I love Vancouver street photography…. One of my friends takes a lot I wonder if he has a website… Uno momento… Found it!

https://www.instagram.com/aspiringmedia/

Oh heres one more….

More of a Vancouver Graffiti link… Im obsessed with graff and streetart and this guy takes (the best shots)

https://www.instagram.com/craige13/?hl=en

Since I transitioned many years ago my life has substancially improved. Although I end up moving from place to place I am always in balance with what it is to live in such a way. Every good and bad… simply another opportunity. It is what it is.

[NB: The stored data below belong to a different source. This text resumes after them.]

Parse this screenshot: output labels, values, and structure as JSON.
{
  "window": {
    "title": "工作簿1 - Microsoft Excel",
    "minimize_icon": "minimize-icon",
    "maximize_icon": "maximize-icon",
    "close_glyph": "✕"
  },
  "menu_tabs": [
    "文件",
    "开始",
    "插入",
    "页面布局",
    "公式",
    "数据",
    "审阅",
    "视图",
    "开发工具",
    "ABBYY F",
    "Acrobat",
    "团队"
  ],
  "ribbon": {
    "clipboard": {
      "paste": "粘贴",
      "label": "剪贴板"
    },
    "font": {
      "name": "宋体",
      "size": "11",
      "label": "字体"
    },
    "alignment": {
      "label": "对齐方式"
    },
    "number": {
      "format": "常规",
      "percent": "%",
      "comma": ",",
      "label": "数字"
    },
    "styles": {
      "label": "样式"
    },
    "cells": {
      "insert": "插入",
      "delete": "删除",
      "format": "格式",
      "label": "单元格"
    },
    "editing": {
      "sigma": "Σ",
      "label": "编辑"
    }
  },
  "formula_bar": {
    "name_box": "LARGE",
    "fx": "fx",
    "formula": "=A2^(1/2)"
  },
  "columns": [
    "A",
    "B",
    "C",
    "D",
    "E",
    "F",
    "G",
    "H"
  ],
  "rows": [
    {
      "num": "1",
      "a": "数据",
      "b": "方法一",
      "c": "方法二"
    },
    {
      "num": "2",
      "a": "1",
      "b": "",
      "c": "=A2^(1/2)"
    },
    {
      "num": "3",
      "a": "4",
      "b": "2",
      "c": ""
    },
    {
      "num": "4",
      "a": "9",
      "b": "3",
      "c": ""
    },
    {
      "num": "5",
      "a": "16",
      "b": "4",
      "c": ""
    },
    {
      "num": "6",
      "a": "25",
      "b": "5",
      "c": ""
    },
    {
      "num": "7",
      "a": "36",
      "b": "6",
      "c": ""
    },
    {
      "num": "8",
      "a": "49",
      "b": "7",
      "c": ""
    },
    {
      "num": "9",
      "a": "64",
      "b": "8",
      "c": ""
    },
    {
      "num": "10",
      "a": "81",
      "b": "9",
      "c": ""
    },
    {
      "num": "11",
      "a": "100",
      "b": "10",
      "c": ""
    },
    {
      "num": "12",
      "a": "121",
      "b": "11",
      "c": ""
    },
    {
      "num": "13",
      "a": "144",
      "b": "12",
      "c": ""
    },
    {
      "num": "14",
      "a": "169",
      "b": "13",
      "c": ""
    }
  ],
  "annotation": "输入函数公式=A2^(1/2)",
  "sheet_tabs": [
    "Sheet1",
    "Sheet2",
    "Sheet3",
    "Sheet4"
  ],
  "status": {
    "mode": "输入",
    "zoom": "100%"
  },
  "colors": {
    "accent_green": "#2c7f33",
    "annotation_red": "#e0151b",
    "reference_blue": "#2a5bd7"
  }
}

I came here to rant a little about myself and I think thats good for now.

Thanks for stopping by!

 

Drowned sorrows

I am an addict; since twelve

Ive delved.

Weed, crack, heroin, crystal, mushrooms, lsd

More than all of these

Alcohol consumes me

I consume it; fluent in being a nuisance

Constantly picking up shattered pieces

My hands and heart are bleeding

The world seems iced and freezing

Do I still have meaning

Purpose

Am II worthless

These are the questions I ask Looking back at my past

Im trying so hard to keep compusure

Trauma upon trauma with no closure

My central nervous system is shot

So im constantly nervous

Everybody thinks Im happy but that’s just a surface

Im not trying to complain we all have pain

I wanna remain on this plain of love and gains

Music and poetry; the essence of me knowing me

That Im not such a terrible girl

That’s I have so much to offer the world

But Im crying out for help to all my friends and love

I cant do this alone sometimes Im looking above

Can god help me out a bit

Ive fallen and I can never seem to get out of it

A rhyming rant chant of the addict

Sobriety day one; let me have a crack at it.